Scorsese, along with co-director David Tedeschi, presented the footage: three sections totaling around 1 hour offering an idea of the scope and direction of the project. Based on the screened footage, the documentary will be a wide-ranging look at the big political and intellectual debates The New York Review of Books has fought in its pages since its first issue on February 1, 1963. The footage featured clips and interviews with some of the Review‘s most acclaimed contributors, including Susan Sonntag, Gore Vidal, Norman Mailer, James Baldwin, Joan Didion and Robert Greenberg.
“I’ve been reading The New York Review of Books since 1963, or trying to read it,” said Scorsese. “[From the start] it was different than any of the other magazines out there. It didn’t look like anything else on the shelf.”
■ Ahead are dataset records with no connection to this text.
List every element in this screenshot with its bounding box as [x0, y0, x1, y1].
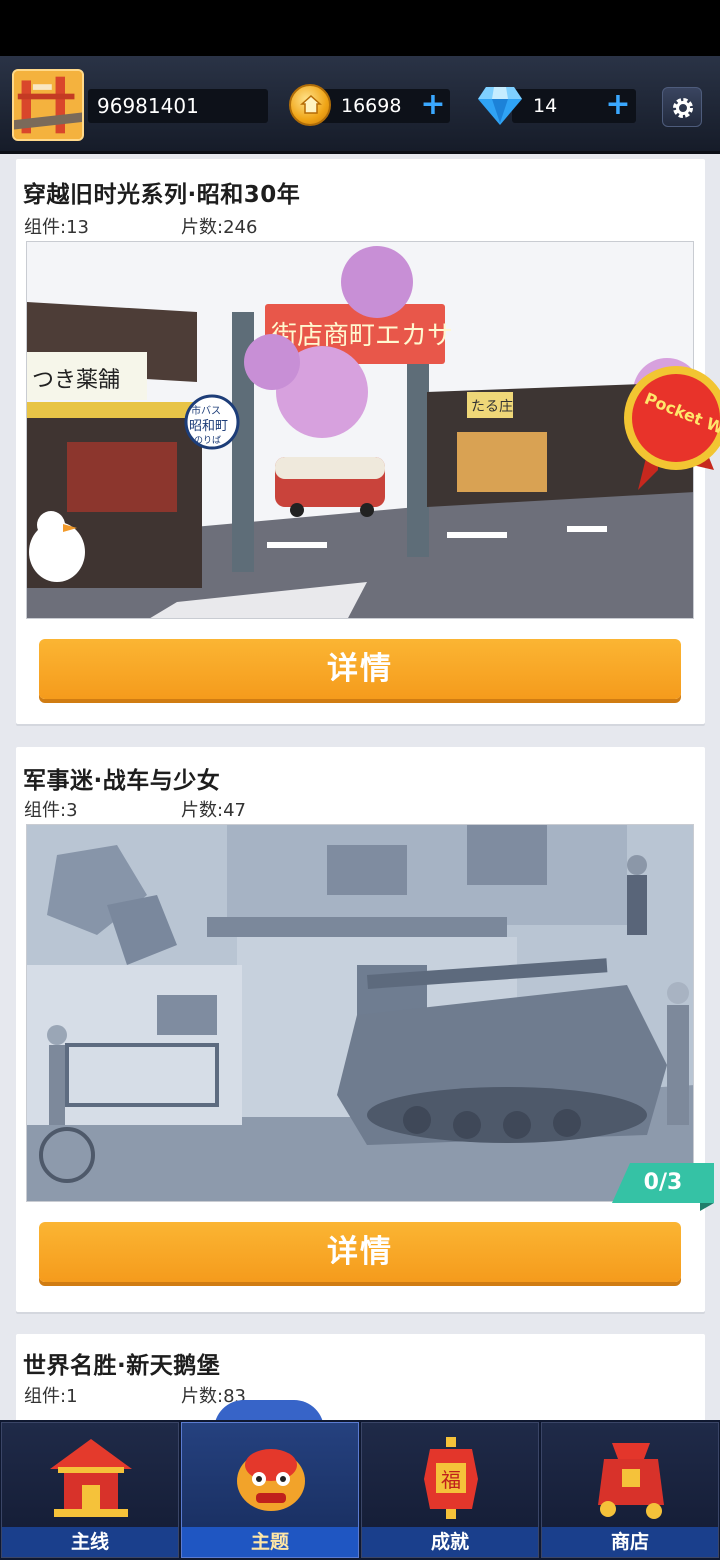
tab-label: 主题 [182, 1527, 358, 1557]
tab-label: 主线 [2, 1527, 178, 1557]
svg-text:福: 福 [441, 1468, 461, 1492]
gate-sign-text: 街店商町エカサ [271, 321, 453, 351]
theme-image[interactable]: つき薬舗 街店商町エカサ 市バス 昭和町 のりば たる庄 [26, 241, 694, 619]
detail-button[interactable]: 详情 [39, 1222, 681, 1282]
card-title: 穿越旧时光系列·昭和30年 [23, 182, 301, 208]
top-resource-bar: 96981401 16698 + 14 + [0, 56, 720, 154]
theme-list[interactable]: 穿越旧时光系列·昭和30年 组件:13 片数:246 つき薬舗 街店商町エカサ … [0, 154, 720, 1420]
bottom-tab-bar: 主线 主题 福 成就 商店 [0, 1420, 720, 1560]
avatar[interactable] [12, 69, 84, 141]
coin-icon [289, 84, 331, 126]
detail-button[interactable]: 详情 [39, 639, 681, 699]
theme-card-showa: 穿越旧时光系列·昭和30年 组件:13 片数:246 つき薬舗 街店商町エカサ … [16, 159, 705, 724]
gift-bag-icon [598, 1443, 664, 1519]
piece-count: 片数:47 [181, 800, 246, 821]
component-count: 组件:3 [24, 800, 78, 821]
tab-label: 成就 [362, 1527, 538, 1557]
theme-card-tank: 军事迷·战车与少女 组件:3 片数:47 详情 [16, 747, 705, 1312]
pocket-world-badge: Pocket World [624, 366, 720, 490]
gear-icon [673, 98, 693, 118]
theme-image[interactable] [26, 824, 694, 1202]
settings-button[interactable] [662, 87, 702, 127]
card-title: 军事迷·战车与少女 [23, 768, 221, 794]
user-id: 96981401 [88, 89, 268, 123]
bus-sign-top: 市バス [191, 404, 221, 417]
component-count: 组件:1 [24, 1386, 78, 1407]
bus-sign-bottom: のりば [194, 435, 221, 446]
theme-card-neuschwanstein: 世界名胜·新天鹅堡 组件:1 片数:83 [16, 1334, 705, 1420]
add-gems-button[interactable]: + [604, 90, 632, 120]
temple-icon [50, 1439, 132, 1517]
tab-theme[interactable]: 主题 [181, 1422, 359, 1558]
lion-dance-icon [237, 1449, 305, 1511]
tab-label: 商店 [542, 1527, 718, 1557]
add-coins-button[interactable]: + [419, 90, 447, 120]
tab-achievements[interactable]: 福 成就 [361, 1422, 539, 1558]
fu-lantern-icon: 福 [424, 1437, 478, 1519]
diamond-icon [478, 87, 522, 125]
tab-main[interactable]: 主线 [1, 1422, 179, 1558]
right-shop-sign: たる庄 [471, 398, 513, 415]
shop-sign-text: つき薬舗 [32, 368, 120, 393]
card-title: 世界名胜·新天鹅堡 [23, 1353, 221, 1379]
tab-shop[interactable]: 商店 [541, 1422, 719, 1558]
bus-sign-text: 昭和町 [189, 419, 228, 434]
piece-count: 片数:246 [181, 217, 258, 238]
component-count: 组件:13 [24, 217, 89, 238]
status-bar [0, 0, 720, 56]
NYROB editor Robert Silvers, publisher Rea Hederman and Greenberg attended the Berlinale screening and took part in a panel discussion afterward about the paper’s enduring legacy and impact on American political discussion and debate. Something Silvers was quick to downplay.
“The biggest mistake is to have any illusion that you will change anything,” said Silvers. “The greatest mistake is to think it will make some difference. … All you can hope for is to have something whose quality and insight is adequate.”
Despite that caveat, Scorsese and Tedeschi’s film puts the NYROB at the center of most of the big issues of the past five decades, from the wars in Vietnam and Iraq, to the revolution in Eastern Europe, to the woman’s movement and Occupy Wall Street.
Scorsese and Tedeschi have previously collaborated on the documentaries George Harrison: Living in the Material World (2011) and The Rolling Stones concert doc Shine a Light, which was the opening film of the 2008 Berlinale.
Silvers praised The Wolf of Wall Street director for poring over “some 15 thousand articles over 50 years” and “finding something meaningful in the muck of our work.”
Scorsese said he and Tedeschi have the basic structure of the film in place and hope to have the final cut finished by March or April.